Conceive my confusion! and Colonels Topham and Beauclerk standing by. But I recovered myself in public opinion, by admiring the slipper on her ladyship’s little foot. Now I showed my taste, for this slipper had but the night before arrived express from Paris, and it was called a venez-y voir; and how a slipper, with a heel so high, and a quarter so low, could be kept on the foot, or how the fair could walk in it, I could not conceive, except by the special care of her guardian sylph.

After the venez-y voir had fixed all eyes as desired, the lady turning alternately to Colonels Topham and Beauclerk, with rapid gestures of ecstasy, exclaimed, “The pouf! the pouf! Oh! on Wednesday I shall have the pouf!”

Now what manner of thing a pouf! might be, I had not the slightest conception. “It requireth,” said Bacon, “great cunning for a man in discourse to seem to know that which he knoweth not.” Warned by boue de Paris and the suppressed sigh, this time I found safety in silence. I listened, and learned, first that un pouf was the most charming thing in the creation; next, that nobody upon earth could be seen in Paris without one; that one was coming from Mademoiselle Berlin, per favour of Miss Wilkes, for Lady Anne Mowbray, and that it would be on her head on Wednesday; and Colonel Topham swore there would be no resisting her ladyship in the pouf, she would look so killing.

“So killing,” was the colonel’s last.

I now thought that I had Lady Anne’s ear to myself; but she ran on to something else, and I was forced to follow as she skimmed over fields of nonsense. At last she did stop to take breath, and I did get in my one question: to which her ladyship replied, “Poor Fowler frighten me? Lord! No. Like her? oh! yes—dote upon Fowler! didn’t you?—No, you hated her, I remember. Well, but I assure you she’s the best creature in the world; I could always make her do just what I pleased. Positively, I must make you make it up with her, if I can remember it, when she comes up to town—she is to come up for my birthday. Mamma, you know, generally leaves her at the Priory, to take care of all the old trumpery, and show the place—you know it’s a show place. But I tell Colonel Topham, when I’ve a place of my own, I positively will have it modern, and all the furniture in the very newest style. I’m so sick of old reliques! Natural, you know, when I have been having a surfeit all my life of old beds and chairs, and John of Gaunt and the Black Prince. But the Black Prince, I remember, was always a vast favourite of yours. Well, but poor Fowler, you must like her, too—I assure you she always speaks with tenderness of you; she is really the best old soul! for she’s growing oldish, but so faithful, and so sincere too.
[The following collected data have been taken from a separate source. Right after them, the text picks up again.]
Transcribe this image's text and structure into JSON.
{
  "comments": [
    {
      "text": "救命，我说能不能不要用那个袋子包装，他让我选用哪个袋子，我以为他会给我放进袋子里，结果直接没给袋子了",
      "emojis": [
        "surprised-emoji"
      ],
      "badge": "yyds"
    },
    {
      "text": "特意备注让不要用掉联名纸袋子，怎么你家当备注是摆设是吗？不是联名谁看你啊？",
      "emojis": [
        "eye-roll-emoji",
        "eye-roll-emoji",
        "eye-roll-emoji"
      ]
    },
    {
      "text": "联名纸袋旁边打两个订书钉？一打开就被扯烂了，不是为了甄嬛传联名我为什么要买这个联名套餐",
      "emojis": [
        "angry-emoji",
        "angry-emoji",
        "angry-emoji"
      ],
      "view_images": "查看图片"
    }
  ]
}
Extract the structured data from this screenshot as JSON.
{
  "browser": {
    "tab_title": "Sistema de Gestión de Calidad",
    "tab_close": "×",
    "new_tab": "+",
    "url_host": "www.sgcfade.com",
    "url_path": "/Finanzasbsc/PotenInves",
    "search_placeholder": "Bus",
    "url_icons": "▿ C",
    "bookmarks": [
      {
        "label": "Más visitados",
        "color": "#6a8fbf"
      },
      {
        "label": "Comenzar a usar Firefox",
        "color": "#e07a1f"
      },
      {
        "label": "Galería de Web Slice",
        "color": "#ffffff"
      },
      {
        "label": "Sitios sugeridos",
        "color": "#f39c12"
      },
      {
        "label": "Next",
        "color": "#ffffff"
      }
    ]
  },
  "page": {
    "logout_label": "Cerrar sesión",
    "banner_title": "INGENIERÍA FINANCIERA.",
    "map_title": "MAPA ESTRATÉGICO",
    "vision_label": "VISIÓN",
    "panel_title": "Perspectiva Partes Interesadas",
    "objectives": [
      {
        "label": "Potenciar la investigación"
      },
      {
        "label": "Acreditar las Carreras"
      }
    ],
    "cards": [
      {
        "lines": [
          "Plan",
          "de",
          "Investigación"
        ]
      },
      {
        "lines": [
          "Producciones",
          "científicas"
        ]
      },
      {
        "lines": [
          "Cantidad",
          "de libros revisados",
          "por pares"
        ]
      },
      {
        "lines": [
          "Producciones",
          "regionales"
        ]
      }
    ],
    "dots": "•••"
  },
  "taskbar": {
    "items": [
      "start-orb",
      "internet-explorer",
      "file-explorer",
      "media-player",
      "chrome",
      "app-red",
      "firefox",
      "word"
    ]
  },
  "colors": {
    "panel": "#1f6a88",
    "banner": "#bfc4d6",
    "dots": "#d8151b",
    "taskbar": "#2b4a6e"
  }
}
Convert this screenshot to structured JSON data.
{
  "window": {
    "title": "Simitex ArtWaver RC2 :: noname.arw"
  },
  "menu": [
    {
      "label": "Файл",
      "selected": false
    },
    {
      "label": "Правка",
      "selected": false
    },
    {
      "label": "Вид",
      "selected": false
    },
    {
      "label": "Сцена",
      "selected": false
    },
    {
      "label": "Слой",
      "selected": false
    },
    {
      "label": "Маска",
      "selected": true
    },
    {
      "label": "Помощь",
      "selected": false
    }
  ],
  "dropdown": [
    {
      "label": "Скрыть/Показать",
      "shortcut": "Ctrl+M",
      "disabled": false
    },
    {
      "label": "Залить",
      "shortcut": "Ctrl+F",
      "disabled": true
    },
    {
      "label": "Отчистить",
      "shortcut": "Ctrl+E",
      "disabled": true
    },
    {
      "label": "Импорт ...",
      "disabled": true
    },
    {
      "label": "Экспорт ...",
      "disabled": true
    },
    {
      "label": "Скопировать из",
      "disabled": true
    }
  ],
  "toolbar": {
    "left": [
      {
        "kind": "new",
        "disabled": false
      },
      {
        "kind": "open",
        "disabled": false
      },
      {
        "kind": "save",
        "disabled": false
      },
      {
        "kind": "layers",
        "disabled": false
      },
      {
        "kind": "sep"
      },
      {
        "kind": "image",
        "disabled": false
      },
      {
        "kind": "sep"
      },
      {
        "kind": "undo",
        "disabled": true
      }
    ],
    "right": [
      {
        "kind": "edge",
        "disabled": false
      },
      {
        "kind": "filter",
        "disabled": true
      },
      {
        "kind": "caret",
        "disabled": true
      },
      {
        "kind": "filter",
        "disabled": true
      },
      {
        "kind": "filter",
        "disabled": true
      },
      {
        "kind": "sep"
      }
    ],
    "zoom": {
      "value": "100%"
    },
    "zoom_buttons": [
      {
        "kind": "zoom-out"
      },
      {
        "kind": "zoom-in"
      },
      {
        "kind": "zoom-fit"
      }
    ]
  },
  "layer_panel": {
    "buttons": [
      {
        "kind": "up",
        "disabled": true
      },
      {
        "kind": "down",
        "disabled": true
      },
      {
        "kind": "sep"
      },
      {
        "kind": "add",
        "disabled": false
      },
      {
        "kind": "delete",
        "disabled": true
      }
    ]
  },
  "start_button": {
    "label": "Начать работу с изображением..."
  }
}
Only flatters mamma sometimes so, I can hardly help laughing in her face; but then you know mamma, and old ladies, when they come to that pass, must be flattered to keep them up—‘tis but charitable—really right. Poor Fowler’s daughter is to be my maid.”
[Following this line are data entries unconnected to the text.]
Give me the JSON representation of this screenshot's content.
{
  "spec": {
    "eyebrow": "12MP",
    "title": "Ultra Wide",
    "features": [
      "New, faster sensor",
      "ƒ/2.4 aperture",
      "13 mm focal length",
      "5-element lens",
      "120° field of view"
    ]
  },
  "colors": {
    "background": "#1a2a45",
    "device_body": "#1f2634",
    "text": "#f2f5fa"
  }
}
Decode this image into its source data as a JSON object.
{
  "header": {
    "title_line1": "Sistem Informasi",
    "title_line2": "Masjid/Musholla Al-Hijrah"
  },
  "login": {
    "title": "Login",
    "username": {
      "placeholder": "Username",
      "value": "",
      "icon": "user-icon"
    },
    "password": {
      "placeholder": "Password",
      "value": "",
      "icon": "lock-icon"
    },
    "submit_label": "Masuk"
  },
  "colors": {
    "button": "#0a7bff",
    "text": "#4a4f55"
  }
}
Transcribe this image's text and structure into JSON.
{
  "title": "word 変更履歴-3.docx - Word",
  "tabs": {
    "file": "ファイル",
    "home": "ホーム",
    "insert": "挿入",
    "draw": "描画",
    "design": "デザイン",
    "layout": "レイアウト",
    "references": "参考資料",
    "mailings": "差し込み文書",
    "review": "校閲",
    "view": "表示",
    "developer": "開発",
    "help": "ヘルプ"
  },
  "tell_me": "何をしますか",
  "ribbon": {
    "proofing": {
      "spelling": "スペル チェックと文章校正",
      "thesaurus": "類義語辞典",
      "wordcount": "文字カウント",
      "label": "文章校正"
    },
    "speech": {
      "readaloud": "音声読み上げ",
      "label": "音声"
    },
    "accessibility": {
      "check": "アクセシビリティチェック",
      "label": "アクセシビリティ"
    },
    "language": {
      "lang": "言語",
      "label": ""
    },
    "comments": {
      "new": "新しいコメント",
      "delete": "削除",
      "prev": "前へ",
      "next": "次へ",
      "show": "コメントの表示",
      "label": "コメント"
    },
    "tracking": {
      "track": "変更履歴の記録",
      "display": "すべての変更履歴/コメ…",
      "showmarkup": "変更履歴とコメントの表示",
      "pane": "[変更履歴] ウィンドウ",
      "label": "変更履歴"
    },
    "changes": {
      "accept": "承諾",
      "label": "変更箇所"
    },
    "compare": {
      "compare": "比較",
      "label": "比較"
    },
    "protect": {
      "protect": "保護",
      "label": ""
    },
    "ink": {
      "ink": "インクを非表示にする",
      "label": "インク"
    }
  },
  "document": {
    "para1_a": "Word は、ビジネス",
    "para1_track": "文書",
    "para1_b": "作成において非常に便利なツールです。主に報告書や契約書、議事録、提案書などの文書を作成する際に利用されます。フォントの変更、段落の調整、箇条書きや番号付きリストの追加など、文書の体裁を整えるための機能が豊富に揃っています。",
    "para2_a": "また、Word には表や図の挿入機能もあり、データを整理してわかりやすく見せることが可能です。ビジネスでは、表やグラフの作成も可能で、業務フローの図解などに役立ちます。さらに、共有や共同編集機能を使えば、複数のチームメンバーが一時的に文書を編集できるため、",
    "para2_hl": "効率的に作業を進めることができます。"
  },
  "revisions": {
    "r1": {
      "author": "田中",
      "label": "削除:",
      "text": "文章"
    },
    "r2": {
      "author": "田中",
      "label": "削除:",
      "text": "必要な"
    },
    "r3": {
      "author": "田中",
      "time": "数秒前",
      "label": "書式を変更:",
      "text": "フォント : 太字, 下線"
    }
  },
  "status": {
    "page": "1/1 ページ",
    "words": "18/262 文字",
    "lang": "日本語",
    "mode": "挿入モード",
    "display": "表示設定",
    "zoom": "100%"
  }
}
“I did not know Fowler had a daughter, and a daughter grown up.”

“Nancy Fowler! not know! Oh! yes, quite grown up, fit to be married—only a year younger than I am. And there’s our old apothecary in the country has taken such a fancy to her! But he’s too old and wiggy—but it would make a sort of lady of her, and her mother will have it so—but she sha’n’t—I’ve no notion of compulsion. Nancy shall be my maid, for she is quite out of the common style; can copy verses for one—I’ve no time, you know—and draws patterns in a minute. I declare I don’t know which I love best—Fowler or Nancy—poor old Fowler, I think. Do you know she says I’m so like the print of the Queen of France. It never struck me; but I’ll go and ask Topham.”